Making Indexes Invisble to the Optimiser

  • kevaburg - Monday, October 23, 2017 11:54 AM

    Jeff Moden - Saturday, October 21, 2017 3:09 PM

    kevaburg - Saturday, October 21, 2017 12:56 AM

    Another reason I want to avoid hints is this:  I attended a lecture from a MCM here in Germany and he made this statement:
    "If you feel the only way to solve a problem is to use a hint you are making a conscious ascertation that you understand the optimiser better than the 200-300 professional developers in Redmond that developed it".

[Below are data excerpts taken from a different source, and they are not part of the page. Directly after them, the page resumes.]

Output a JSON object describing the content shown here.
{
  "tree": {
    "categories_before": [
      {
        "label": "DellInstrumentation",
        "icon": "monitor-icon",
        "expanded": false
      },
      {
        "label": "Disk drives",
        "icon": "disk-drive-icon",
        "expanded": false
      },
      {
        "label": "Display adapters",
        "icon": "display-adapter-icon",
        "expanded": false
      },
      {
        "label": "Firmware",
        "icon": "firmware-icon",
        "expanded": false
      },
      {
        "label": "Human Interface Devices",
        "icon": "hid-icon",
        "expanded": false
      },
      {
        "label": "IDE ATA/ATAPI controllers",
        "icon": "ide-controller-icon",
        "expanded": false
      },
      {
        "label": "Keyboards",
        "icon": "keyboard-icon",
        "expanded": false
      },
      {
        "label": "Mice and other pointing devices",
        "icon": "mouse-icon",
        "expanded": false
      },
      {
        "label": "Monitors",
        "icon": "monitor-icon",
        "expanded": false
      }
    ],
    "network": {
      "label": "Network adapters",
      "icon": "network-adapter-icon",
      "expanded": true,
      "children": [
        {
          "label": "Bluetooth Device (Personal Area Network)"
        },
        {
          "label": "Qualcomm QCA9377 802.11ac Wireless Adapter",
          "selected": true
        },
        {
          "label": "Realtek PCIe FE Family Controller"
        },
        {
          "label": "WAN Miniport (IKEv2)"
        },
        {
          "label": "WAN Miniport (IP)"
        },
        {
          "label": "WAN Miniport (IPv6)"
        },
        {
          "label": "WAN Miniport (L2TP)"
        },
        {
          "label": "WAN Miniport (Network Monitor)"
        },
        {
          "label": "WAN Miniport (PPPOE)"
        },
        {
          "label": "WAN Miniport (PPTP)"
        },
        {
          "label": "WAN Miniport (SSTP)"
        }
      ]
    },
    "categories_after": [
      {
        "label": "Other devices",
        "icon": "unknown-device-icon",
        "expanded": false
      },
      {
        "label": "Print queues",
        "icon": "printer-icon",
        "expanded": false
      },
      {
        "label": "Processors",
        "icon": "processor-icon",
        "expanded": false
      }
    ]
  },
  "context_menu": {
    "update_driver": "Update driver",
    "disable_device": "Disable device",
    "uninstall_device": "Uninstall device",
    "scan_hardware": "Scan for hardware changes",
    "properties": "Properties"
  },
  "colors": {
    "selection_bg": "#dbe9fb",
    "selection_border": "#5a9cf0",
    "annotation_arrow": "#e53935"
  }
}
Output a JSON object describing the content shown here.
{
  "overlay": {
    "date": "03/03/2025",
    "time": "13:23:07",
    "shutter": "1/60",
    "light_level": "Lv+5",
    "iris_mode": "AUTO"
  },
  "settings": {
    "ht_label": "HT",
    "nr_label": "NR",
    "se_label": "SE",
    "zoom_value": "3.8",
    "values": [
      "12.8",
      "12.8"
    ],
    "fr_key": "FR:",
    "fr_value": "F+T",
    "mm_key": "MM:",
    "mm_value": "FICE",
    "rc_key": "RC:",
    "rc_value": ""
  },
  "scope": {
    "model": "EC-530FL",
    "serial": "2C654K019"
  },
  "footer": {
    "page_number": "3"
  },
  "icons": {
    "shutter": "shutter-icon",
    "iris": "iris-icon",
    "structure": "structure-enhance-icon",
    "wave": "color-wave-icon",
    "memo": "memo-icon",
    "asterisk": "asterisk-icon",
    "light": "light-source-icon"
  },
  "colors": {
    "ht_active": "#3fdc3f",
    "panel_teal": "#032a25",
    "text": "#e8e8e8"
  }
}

    Heh... You mean the same folks that developed the crippled PIVOT even though MS has a great model of a non-crippled version in ACCESS... the ones that crippled performance with FORMAT... the ones that made recursive CTEs run slower and more resource intensive than a While Loop... the ones that created a splitter function with no guarantee of sort order and no return of element position... the ones that cause online rebuilds to sometimes corrupt the clustered index in 2012... the ones that refuse to have a built in Tally Table function because they don't understand how it would be used... the ones that keep deprecating functionality and frequently replacing it with something that doesn't work as well... the ones that caused SSIS installations to go corrupt after an SP release... the ones that still haven't figured out how to do a Peter Norton style shrink of a database even though the technology has existed for more than 3 decades... the ones that still haven't created an easy to use true CSV file importer for T-SQL.. the ones that have to issue CUs faster than most people balance their checkbook to fix stuff on a product that's been around for 30 years... or the ones that blew some major portions of the code at work out of the water with their new cardinality estimator?

    I have a huge appreciation for the problems associated with complexities of the code behind SQL Server but the folks in Redmond aren't gods (and that's not a slam against them but could be in the future if they keep going the way they're going 😉 ).  You don't actually have to know or understand the optimizer as they claim to know when it's done something wrong and needs some help and that's a part of the reason why they did include index hints.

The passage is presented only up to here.